Эрих не отреагировал на стук, но дверь была открыта, и Беатрис, в конце концов, просто вошла в спальню. В нос сразу ударил сильный запах спиртного, облако витавшего в комнате виски было, кроме того, пропитано мерзким запахом пота. Эрих стоял у окна, созерцая ранние зимние сумерки, неотвратимой чернотой опускавшиеся на сад. Свет Эрих не включил, но в комнате можно было различить очертания мебели.

— Беатрис? — спросил он, не обернувшись. — Это ты?

— Сэр, мы хотели бы знать, не спуститесь ли вы в гостиную. Хелин хочет порезать торт.

— Какое мрачное время года, не правда ли? — он не ответил на вопрос Беатрис и не обернулся. — Темно, холодно. Ты заметила, что весь день на небе не было ни одного просвета? Только тяжелые серые облака. День, который никогда не будет светлым. Утренняя темнота переходит в темноту вечернюю. Места для света не остается.

— Сэр…

— Ты никогда не задумывалась над тем, какую роль в жизни человека играет время года, в которое он родился? В теплое и светлое, или в холодное и темное? Ты не думаешь, что это накладывает отпечаток на всю его жизнь?

— Нет, я так не думаю.

— Ты родилась в начале сентября, Беатрис. Это конец лета, мир цветет и благоухает, с каждым днем все сильнее пламенея живыми красками. Ты пришла в мир, и он приветствовал тебя светом и красотой. Должно быть, тебе казалось, что ты явилась в рай.
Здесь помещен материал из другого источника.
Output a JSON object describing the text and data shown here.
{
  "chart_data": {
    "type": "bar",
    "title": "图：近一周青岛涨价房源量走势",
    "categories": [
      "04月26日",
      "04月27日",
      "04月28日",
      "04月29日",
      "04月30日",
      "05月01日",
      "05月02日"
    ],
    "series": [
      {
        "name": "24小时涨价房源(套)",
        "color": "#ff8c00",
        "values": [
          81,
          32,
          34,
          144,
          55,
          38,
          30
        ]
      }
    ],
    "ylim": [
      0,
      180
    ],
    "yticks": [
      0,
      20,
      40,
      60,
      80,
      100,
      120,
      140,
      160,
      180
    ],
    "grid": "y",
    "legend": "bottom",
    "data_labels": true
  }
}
Он говорил с видимым усилием, делал долгие паузы между словами, связность давалась ему с трудом, но, видимо, он так давно вынашивал эту мысль, что мог и сейчас, в пьяном виде четко ее формулировать.

— Я родился в самое темное время года, — продолжал он. — Двадцать четвертого декабря. Двадцать первое декабря — самый короткий день. Двадцать четвертое не лучше. Собственно, это даже и не день, это нескончаемая ночь.

За окном продолжала сгущаться тьма. Беатрис понимала, что возразить ей нечего.

— Но это день Рождества, — сказала она наконец, — а это особенный день.

— О да, — иронически отозвался Эрих, — очень особенный. Это проклятое двадцать четвертое декабря настолько особенное, что ни один человек в мире не думает, что в этот день может произойти рождение кого-то, кроме Иисуса. Например, мое. Но это никогда никого не интересовало.